El coste de un divorcio, según explica la abogada vallisoletana Eva Fuertes, depende de muchos factores, pero especialmente de si es consensuado entre los cónyuges. En este caso, la pareja debe presentar en el juzgado un convenio regulador, documento donde se establecen el régimen de visitas de los hijos habidos del matrimonio, la pensión de manutención que pasará el cónyuge con el que no convivan los menores, así como otros aspectos como puede ser el reparto de bienes o el establecimiento de una pensión compensatoria a favor de alguno de los cónyuges por desequilibrio. Este convenio tendrá que ser ratificado en el juzgado por las dos partes y deberá contar con el visto bueno del fiscal, ya que es quien vela por los intereses de los hijos menores de edad del matrimonio. El proceso puede durar entre dos y tres meses, y el coste, se establece a partir de los 1.200 euros por cónyuge.

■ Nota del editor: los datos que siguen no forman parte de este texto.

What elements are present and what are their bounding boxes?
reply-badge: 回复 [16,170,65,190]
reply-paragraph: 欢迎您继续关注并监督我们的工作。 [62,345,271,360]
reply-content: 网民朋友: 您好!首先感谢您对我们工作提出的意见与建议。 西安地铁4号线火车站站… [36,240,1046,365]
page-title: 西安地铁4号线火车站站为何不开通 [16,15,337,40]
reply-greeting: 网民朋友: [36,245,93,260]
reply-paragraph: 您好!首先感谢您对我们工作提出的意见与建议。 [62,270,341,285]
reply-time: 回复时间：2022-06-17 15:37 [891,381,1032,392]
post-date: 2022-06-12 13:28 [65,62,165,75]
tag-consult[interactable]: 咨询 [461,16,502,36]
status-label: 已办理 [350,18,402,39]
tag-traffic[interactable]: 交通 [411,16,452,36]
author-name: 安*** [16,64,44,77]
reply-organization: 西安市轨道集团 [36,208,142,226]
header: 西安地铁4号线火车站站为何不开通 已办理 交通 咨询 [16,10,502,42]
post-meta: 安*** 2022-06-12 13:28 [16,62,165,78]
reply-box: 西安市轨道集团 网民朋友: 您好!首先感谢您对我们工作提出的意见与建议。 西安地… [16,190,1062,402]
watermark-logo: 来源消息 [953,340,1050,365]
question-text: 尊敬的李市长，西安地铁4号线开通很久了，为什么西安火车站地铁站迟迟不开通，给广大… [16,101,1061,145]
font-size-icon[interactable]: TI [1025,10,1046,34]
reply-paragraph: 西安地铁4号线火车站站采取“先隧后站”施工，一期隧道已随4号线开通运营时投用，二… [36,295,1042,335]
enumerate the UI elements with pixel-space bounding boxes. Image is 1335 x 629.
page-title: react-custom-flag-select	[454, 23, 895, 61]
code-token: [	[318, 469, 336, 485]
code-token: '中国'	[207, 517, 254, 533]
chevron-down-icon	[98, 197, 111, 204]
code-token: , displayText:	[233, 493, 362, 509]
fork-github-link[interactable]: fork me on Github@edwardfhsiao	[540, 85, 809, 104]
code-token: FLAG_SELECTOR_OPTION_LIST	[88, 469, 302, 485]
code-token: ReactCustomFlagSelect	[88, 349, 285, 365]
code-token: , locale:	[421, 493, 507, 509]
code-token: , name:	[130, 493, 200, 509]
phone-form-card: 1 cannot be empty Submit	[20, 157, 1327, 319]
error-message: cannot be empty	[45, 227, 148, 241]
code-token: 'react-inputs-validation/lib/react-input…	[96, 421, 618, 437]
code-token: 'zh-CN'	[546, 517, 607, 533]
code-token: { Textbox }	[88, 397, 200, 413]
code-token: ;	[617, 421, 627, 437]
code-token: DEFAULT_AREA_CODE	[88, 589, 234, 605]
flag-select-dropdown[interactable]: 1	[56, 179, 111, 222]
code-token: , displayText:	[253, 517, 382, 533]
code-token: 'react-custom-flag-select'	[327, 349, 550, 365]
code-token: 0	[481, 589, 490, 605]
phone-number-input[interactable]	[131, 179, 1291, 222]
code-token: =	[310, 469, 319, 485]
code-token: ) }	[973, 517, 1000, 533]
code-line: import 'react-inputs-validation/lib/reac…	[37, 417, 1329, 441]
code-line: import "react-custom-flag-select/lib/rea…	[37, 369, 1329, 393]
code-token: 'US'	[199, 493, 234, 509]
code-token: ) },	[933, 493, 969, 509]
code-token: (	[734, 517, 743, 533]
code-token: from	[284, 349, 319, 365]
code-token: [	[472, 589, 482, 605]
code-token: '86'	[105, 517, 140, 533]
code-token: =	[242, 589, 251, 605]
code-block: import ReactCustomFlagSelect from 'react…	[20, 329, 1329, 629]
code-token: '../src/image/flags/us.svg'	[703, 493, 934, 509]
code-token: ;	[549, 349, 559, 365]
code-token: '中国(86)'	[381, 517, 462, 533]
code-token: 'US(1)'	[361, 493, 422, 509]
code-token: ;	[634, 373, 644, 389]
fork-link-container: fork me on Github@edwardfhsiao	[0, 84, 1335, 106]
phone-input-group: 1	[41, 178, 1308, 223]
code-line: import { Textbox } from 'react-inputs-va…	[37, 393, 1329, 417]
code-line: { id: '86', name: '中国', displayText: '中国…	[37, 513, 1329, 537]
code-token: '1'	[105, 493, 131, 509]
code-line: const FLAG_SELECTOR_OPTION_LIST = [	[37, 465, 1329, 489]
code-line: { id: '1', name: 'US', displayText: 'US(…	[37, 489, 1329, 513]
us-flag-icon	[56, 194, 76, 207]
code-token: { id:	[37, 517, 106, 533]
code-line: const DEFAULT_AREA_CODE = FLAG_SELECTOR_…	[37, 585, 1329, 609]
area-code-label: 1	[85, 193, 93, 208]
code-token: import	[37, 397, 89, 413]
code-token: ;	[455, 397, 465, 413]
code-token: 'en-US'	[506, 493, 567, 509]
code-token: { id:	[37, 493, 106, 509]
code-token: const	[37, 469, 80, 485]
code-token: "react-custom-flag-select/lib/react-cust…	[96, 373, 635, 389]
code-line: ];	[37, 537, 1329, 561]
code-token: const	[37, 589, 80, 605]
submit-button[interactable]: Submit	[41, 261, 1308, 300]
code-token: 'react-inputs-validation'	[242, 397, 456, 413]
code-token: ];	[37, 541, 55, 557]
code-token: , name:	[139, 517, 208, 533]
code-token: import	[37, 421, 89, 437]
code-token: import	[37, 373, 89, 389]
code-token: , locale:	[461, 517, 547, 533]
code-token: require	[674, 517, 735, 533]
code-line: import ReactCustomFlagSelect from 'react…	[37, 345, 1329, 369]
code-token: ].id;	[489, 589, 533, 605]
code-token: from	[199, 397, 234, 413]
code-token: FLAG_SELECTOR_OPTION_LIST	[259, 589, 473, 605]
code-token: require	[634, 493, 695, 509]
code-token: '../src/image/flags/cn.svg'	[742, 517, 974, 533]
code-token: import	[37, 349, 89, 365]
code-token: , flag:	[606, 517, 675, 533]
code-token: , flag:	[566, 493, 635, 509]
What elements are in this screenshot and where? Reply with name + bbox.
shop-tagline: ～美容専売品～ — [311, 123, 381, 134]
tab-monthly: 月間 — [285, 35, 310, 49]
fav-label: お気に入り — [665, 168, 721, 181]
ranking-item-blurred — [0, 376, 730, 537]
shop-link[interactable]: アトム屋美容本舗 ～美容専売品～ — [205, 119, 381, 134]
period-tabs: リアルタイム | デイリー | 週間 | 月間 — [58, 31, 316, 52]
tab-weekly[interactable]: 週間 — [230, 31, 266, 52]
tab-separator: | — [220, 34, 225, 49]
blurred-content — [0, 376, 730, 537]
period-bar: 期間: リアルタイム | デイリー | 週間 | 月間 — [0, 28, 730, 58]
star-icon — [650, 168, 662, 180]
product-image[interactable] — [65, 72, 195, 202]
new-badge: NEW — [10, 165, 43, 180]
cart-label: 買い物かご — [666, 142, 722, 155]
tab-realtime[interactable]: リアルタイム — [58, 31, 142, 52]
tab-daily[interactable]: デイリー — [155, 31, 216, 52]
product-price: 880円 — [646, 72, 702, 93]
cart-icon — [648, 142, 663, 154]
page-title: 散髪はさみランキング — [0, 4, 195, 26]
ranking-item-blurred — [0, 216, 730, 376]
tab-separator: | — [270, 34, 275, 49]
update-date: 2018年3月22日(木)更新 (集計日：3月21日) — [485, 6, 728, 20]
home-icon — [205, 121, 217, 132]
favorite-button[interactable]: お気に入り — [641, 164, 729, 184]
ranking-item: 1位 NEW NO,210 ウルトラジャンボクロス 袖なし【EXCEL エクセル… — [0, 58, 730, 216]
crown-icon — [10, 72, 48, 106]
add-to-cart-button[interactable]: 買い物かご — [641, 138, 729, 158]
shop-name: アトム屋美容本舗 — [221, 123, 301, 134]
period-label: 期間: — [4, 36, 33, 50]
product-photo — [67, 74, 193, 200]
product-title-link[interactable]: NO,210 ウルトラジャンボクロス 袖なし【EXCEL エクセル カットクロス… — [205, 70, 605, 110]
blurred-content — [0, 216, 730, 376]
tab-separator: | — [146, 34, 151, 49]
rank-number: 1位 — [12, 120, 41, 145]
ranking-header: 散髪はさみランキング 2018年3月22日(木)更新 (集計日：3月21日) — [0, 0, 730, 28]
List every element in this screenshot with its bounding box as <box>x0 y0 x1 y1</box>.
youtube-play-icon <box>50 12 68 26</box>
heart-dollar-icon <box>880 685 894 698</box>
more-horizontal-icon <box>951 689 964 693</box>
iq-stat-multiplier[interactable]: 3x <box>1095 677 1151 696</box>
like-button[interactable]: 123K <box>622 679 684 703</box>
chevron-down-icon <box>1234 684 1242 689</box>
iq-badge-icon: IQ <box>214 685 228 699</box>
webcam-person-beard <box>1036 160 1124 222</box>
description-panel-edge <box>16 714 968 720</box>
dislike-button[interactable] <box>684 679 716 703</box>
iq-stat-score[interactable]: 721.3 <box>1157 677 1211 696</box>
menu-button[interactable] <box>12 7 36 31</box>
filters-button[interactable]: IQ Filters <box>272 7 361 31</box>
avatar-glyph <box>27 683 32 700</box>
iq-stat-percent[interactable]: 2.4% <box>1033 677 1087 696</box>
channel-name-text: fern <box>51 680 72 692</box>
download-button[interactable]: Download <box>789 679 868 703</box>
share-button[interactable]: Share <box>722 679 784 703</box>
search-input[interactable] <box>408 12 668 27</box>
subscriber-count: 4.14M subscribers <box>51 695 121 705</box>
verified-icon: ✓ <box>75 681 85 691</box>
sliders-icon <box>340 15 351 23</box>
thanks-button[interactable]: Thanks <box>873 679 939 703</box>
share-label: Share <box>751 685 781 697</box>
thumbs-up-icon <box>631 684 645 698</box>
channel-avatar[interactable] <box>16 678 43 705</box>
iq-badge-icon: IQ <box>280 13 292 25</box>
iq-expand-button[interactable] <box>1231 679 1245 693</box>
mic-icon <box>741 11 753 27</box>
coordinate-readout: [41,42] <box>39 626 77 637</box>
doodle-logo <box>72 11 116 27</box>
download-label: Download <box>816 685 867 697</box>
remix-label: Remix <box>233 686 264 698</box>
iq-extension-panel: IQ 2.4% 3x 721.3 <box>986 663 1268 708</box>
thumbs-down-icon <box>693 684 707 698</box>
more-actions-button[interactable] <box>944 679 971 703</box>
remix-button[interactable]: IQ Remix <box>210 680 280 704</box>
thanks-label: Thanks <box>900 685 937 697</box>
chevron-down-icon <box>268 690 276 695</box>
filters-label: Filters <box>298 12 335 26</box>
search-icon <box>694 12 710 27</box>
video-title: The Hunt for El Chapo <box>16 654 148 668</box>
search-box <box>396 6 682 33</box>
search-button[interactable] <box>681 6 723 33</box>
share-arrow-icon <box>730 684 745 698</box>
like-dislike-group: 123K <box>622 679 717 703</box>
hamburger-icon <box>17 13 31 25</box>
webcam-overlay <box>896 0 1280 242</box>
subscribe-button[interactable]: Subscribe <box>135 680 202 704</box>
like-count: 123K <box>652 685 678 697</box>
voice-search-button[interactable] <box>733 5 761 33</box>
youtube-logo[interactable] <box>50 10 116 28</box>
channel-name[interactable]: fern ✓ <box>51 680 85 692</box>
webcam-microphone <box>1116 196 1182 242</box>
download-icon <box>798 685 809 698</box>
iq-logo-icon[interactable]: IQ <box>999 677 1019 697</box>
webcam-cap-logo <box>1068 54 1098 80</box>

Por su parte, en caso de ser un divorcio no consensuado el precio se fija a partir de los 1.500 euros y el proceso, siempre que no existan recursos, suele durar entre ocho y nueve meses desde que se presenta la demanda hasta que se conoce el fallo del juez. En ambos casos, el coste final dependerá del importe de la pensión que se solicite para los hijos, que suele situarse entre el 30 y el 35 por ciento del salario del cónyuge no custodio, del importe de la pensión compensatoria que se solicite, de si se liquida o no la sociedad de gananciales y, en último caso, de la complejidad del asunto.

Un divorcio no consensuado se inicia con la demanda de una de las partes ante el juzgado, en la que se solicita la adopción de una serie de medidas respecto al régimen de visitas de los hijos, a la cuantía de la pensión de alimentos, al pago de los gastos comunes… etc. Una vez se admite a trámite la demanda, se notifica a la otra parte para que conteste a la misma en un plazo de 20 días. Después, y tras la celebración de una vista oral en la que se practican las pruebas propuestas por las partes y en la que interviene el fiscal para velar por los intereses de los menores, se dicta sentencia por el juez, en la que se acuerda decretar el divorcio y la adopción de las medidas reguladoras del mismo en cuanto a los puntos ya indicados.

Los trámites judiciales para un procedimiento de divorcio y uno de separación son similares, aunque en el caso de la separación no se disuelve el vínculo del matrimonio, es decir, la separación no permite que los cónyuges vuelvan a contraer un nuevo matrimonio. En este sentido, la abogada Eva Fuertes matizaba que en la actualidad la mayoría de los procedimientos que se presentan en los juzgados son divorcios, mientras que los matrimonios que acuden a las separaciones lo hacen por motivos religiosos.